We did not dismiss with prejudice in Makar. There, like here, the claimants resorted to federal court without availing themselves of the plan process first. Unlike here, however, the claimants in Makar did so without a prior conclusion that the deadline for a Plan appeal had run. Therefore, in Makar, we directed that the underlying ERISA claim be dismissed without prejudice “to allow the Makars the opportunity to pursue their remedies under” the terms of their plan. Makar, 872 F.2d at 83. Similarly, in Hickey v. Digital Equipment Corp., 43 F.3d 941, 945 (4th Cir.1995), we found that the proper consequence of failing to exhaust was a remand to the plan, and dismissal without prejudice to allow that.

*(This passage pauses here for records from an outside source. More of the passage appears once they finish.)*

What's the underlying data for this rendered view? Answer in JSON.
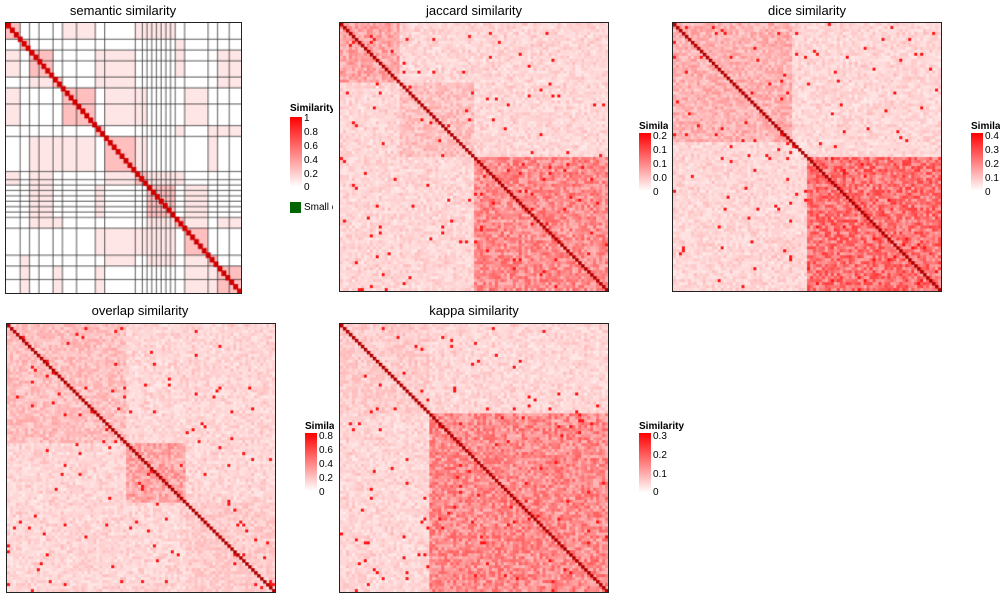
{
  "palette": {
    "low": "#ffffff",
    "high": "#ff0000",
    "diag": "#cc0000",
    "small_cluster": "#006400",
    "grid": "#333333"
  },
  "chart_data": [
    {
      "type": "heatmap",
      "title": "semantic similarity",
      "legend": {
        "title": "Similarity",
        "ticks": [
          "1",
          "0.8",
          "0.6",
          "0.4",
          "0.2",
          "0"
        ],
        "extra_label": "Small cluster",
        "placement": "right"
      },
      "scale": [
        0,
        1
      ],
      "style": "blocks"
    },
    {
      "type": "heatmap",
      "title": "jaccard similarity",
      "legend": {
        "title": "Similarity",
        "ticks": [
          "0.2",
          "0.1",
          "0.1",
          "0.0",
          "0"
        ],
        "placement": "right"
      },
      "scale": [
        0,
        0.25
      ],
      "style": "dense"
    },
    {
      "type": "heatmap",
      "title": "dice similarity",
      "legend": {
        "title": "Similarity",
        "ticks": [
          "0.4",
          "0.3",
          "0.2",
          "0.1",
          "0"
        ],
        "placement": "right"
      },
      "scale": [
        0,
        0.4
      ],
      "style": "dense"
    },
    {
      "type": "heatmap",
      "title": "overlap similarity",
      "legend": {
        "title": "Similarity",
        "ticks": [
          "0.8",
          "0.6",
          "0.4",
          "0.2",
          "0"
        ],
        "placement": "right"
      },
      "scale": [
        0,
        0.8
      ],
      "style": "dense"
    },
    {
      "type": "heatmap",
      "title": "kappa similarity",
      "legend": {
        "title": "Similarity",
        "ticks": [
          "0.3",
          "0.2",
          "0.1",
          "0"
        ],
        "placement": "right"
      },
      "scale": [
        0,
        0.3
      ],
      "style": "dense"
    }
  ]
}
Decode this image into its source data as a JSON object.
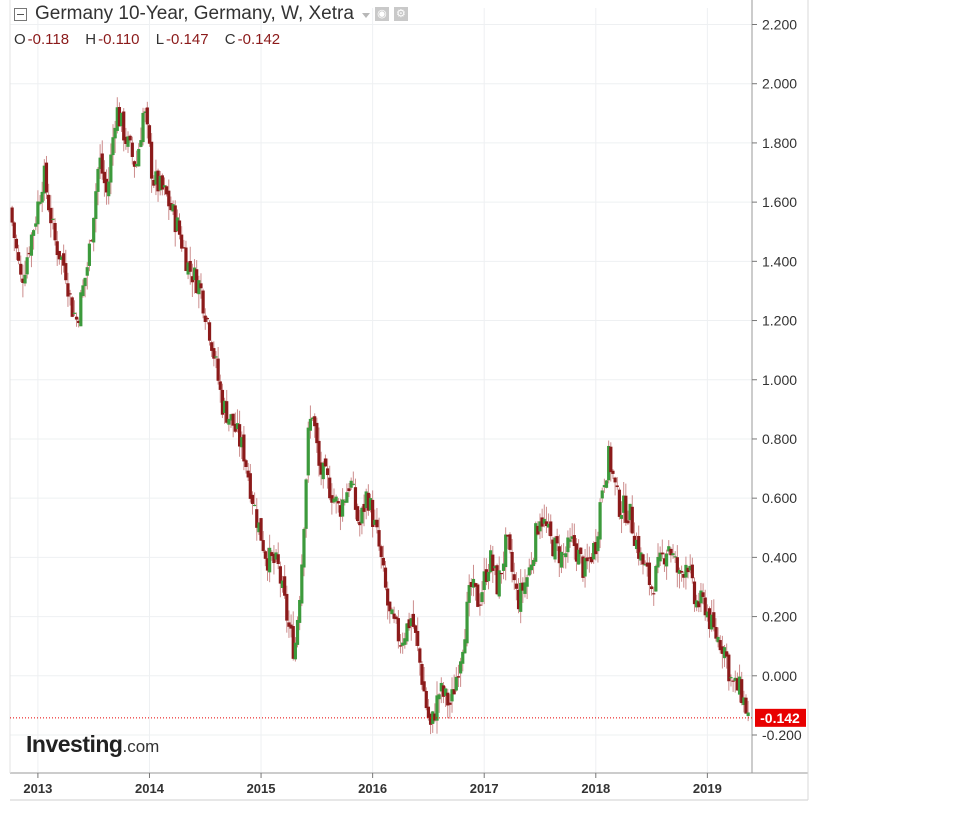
{
  "legend": {
    "title": "Germany 10-Year, Germany, W, Xetra",
    "open_label": "O",
    "open_value": "-0.118",
    "high_label": "H",
    "high_value": "-0.110",
    "low_label": "L",
    "low_value": "-0.147",
    "close_label": "C",
    "close_value": "-0.142",
    "eye_icon": "eye-icon",
    "settings_icon": "gear-icon"
  },
  "logo": {
    "brand": "Investing",
    "suffix": ".com"
  },
  "colors": {
    "up": "#3c9a3c",
    "down": "#8b1a1a",
    "wick": "#cc8c8c",
    "price_tag": "#e80000",
    "grid": "#eef0f2",
    "axis": "#555555"
  },
  "chart_data": {
    "type": "candlestick",
    "title": "Germany 10-Year, Germany, W, Xetra",
    "frequency": "weekly",
    "last_price_label": "-0.142",
    "x_tick_labels": [
      "2013",
      "2014",
      "2015",
      "2016",
      "2017",
      "2018",
      "2019"
    ],
    "xlim": [
      2012.75,
      2019.4
    ],
    "y_tick_labels": [
      "-0.200",
      "0.000",
      "0.200",
      "0.400",
      "0.600",
      "0.800",
      "1.000",
      "1.200",
      "1.400",
      "1.600",
      "1.800",
      "2.000",
      "2.200"
    ],
    "ylim": [
      -0.3,
      2.25
    ],
    "grid": true,
    "key_points": [
      [
        2012.75,
        1.58
      ],
      [
        2012.85,
        1.33
      ],
      [
        2012.98,
        1.55
      ],
      [
        2013.05,
        1.7
      ],
      [
        2013.15,
        1.47
      ],
      [
        2013.25,
        1.37
      ],
      [
        2013.3,
        1.25
      ],
      [
        2013.35,
        1.2
      ],
      [
        2013.45,
        1.4
      ],
      [
        2013.55,
        1.75
      ],
      [
        2013.62,
        1.62
      ],
      [
        2013.7,
        1.92
      ],
      [
        2013.8,
        1.8
      ],
      [
        2013.88,
        1.72
      ],
      [
        2013.95,
        1.92
      ],
      [
        2014.03,
        1.68
      ],
      [
        2014.15,
        1.62
      ],
      [
        2014.25,
        1.52
      ],
      [
        2014.35,
        1.38
      ],
      [
        2014.45,
        1.32
      ],
      [
        2014.55,
        1.15
      ],
      [
        2014.65,
        0.92
      ],
      [
        2014.75,
        0.85
      ],
      [
        2014.85,
        0.75
      ],
      [
        2014.95,
        0.55
      ],
      [
        2015.05,
        0.4
      ],
      [
        2015.15,
        0.37
      ],
      [
        2015.25,
        0.16
      ],
      [
        2015.3,
        0.08
      ],
      [
        2015.36,
        0.35
      ],
      [
        2015.42,
        0.8
      ],
      [
        2015.46,
        0.9
      ],
      [
        2015.52,
        0.7
      ],
      [
        2015.6,
        0.65
      ],
      [
        2015.7,
        0.56
      ],
      [
        2015.8,
        0.66
      ],
      [
        2015.88,
        0.5
      ],
      [
        2015.95,
        0.62
      ],
      [
        2016.05,
        0.45
      ],
      [
        2016.15,
        0.2
      ],
      [
        2016.25,
        0.12
      ],
      [
        2016.35,
        0.2
      ],
      [
        2016.42,
        0.05
      ],
      [
        2016.48,
        -0.1
      ],
      [
        2016.52,
        -0.18
      ],
      [
        2016.6,
        -0.05
      ],
      [
        2016.7,
        -0.1
      ],
      [
        2016.8,
        0.1
      ],
      [
        2016.88,
        0.3
      ],
      [
        2016.95,
        0.25
      ],
      [
        2017.05,
        0.4
      ],
      [
        2017.12,
        0.3
      ],
      [
        2017.2,
        0.45
      ],
      [
        2017.3,
        0.25
      ],
      [
        2017.4,
        0.35
      ],
      [
        2017.5,
        0.55
      ],
      [
        2017.6,
        0.45
      ],
      [
        2017.7,
        0.4
      ],
      [
        2017.8,
        0.45
      ],
      [
        2017.9,
        0.35
      ],
      [
        2018.0,
        0.45
      ],
      [
        2018.06,
        0.65
      ],
      [
        2018.12,
        0.74
      ],
      [
        2018.2,
        0.58
      ],
      [
        2018.3,
        0.55
      ],
      [
        2018.4,
        0.4
      ],
      [
        2018.5,
        0.3
      ],
      [
        2018.6,
        0.4
      ],
      [
        2018.65,
        0.45
      ],
      [
        2018.75,
        0.33
      ],
      [
        2018.82,
        0.4
      ],
      [
        2018.88,
        0.25
      ],
      [
        2018.98,
        0.24
      ],
      [
        2019.05,
        0.15
      ],
      [
        2019.15,
        0.1
      ],
      [
        2019.22,
        -0.03
      ],
      [
        2019.3,
        -0.05
      ],
      [
        2019.37,
        -0.142
      ]
    ]
  }
}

But here, unlike in Makar or Hickey, it is clear that “the opportunity to pursue [Gayle's] remedies under” the Plan's appeal process has expired. The Plan was entitled to respect its appeals process which it had announced plainly in advance, which it had applied consistently, and which served the interests of claimants in a prompt resolution of their claims. Dismissal without prejudice is appropriate whenever a claim can still be brought. But since the pursuit and exhaustion of internal Plan remedies is an essential prerequisite to judicial review of an ERISA claim for denial of benefits, Norris v. Citibank, N.A. Disability Plan, 308 F.3d 880, 884 (8th Cir.2002); Makar, 872 F.2d at 82, and since this is impossible here, Gayle's claims are barred. In such situations dismissal with prejudice is required. Any remaining dispute must be resolved between the plaintiff and her lawyers. See Link, 370 U.S. at 634 n. 10, 82 S.Ct. 1386.2
For the foregoing reasons, the judgment of the district court is
1. We shall assume arguendo that the sixty-day limit had not passed, in spite of our conclusion that Gayle had waived the first level appeal through untimeliness.
2. As to the second cause of action for judicial review of subsequent denial of benefits, inasmuch as there can be no case or controversy with respect to subsequent actions of any sort, the dismissal by the district court of that claim was appropriate.
Affirmed by published opinion. Judge WILKINSON wrote the opinion, in which Judge WIDENER and Judge MOON joined.